LinkedIn user data was jeopardized Wednesday when reports surfaced that 6.5 million passwords were leaked and posted on a Russian hacker site. Websites offering a LinkedIn password hack check like LeakedIn quickly popped up so users could find out if their password was one of the 6.5 million -- or more -- leaked.
Don't fret, all may not be lost if you're one of the many who use the same password or a variant for your email and social networking logins. LeakedIn and LastPass, which also features a LinkedIn password check tool, enable users to check if their password was leaked. The sites change their LinkedIn password to a SHA-1 hash, which is then automatically compared to the 6.5 million-password database to determine if the password was hacked.
While users may be skeptical of handing over their LinkedIn password to one of these sites, the hash algorithm function converts the password into a series of characters. The process is extremely difficult to reverse, so the original password cannot be reconstructed from the hash outcome.
However, LastPass notes, it is possible to reconstruct the original from a SHA-1 hash if the password is relatively simple, such as a word in a dictionary. At this point, you probably want to beef up your security anyway by trading that weak password for a more complex one with numbers and special characters.
Here's what a good result will look like on each site.
Although LeakedIn and LastPass were created to enable users to check if their password was hacked, the sites serve a secondary function for bored web surfers -- entertainment. Type any potential password in the field and the sites will confirm if it was leaked. But, while confirming the leak, the tool also verifies that the password was once used by a LinkedIn user.
Actual passwords range from words that could be easily guessed -- resume and jobhunt -- to some that are pretty weird -- pussywillow and monkeysex.
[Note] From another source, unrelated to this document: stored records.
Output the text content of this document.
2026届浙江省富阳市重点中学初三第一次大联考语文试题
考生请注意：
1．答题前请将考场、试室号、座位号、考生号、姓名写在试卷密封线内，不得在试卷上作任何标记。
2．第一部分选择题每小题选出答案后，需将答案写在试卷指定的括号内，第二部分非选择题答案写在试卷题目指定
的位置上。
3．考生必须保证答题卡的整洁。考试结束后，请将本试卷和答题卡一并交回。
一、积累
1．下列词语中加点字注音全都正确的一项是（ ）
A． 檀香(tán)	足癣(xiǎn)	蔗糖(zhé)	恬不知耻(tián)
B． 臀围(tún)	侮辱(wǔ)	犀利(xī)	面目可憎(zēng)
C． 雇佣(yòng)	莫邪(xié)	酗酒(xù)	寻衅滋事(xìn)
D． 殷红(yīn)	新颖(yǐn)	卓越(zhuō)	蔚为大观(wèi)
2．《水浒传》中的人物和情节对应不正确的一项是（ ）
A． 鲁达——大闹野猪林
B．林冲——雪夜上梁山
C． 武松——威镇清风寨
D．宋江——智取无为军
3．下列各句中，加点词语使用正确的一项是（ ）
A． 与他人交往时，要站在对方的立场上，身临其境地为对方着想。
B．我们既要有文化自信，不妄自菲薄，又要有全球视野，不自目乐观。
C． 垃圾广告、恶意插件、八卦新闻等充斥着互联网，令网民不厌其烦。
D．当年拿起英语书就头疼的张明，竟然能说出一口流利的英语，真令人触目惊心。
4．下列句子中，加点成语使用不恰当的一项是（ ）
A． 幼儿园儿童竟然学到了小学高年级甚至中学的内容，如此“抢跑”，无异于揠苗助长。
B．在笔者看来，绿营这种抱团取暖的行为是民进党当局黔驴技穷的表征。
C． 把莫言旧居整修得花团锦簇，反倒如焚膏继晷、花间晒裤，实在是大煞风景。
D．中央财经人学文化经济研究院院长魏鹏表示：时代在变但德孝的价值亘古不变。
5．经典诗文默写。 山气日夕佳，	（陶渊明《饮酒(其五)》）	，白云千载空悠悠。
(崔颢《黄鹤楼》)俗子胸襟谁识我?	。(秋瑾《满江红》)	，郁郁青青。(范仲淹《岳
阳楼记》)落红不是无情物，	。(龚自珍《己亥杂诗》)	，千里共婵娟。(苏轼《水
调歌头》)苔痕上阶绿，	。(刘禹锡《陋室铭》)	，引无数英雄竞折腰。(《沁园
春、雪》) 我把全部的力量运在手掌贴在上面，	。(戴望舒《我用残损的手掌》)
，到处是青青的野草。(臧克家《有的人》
Gizmodo rounded up some of the funnier ones, while BuzzFeed provided a list of 23 passwords that are just sad.
Norweigan IT website Dagens IT was the first to report the massive leak to a Russian hacker site. LinkedIn responded to the claims later in the day, confirming that some passwords were compromised without specifying how many.
However, the leak may be larger than suspected. Data security company Imperva said more than 6.5 million passwords may have been leaked due to the fact that each unique password was only listed once in the file, so any two accounts sharing the same password would only appear as one.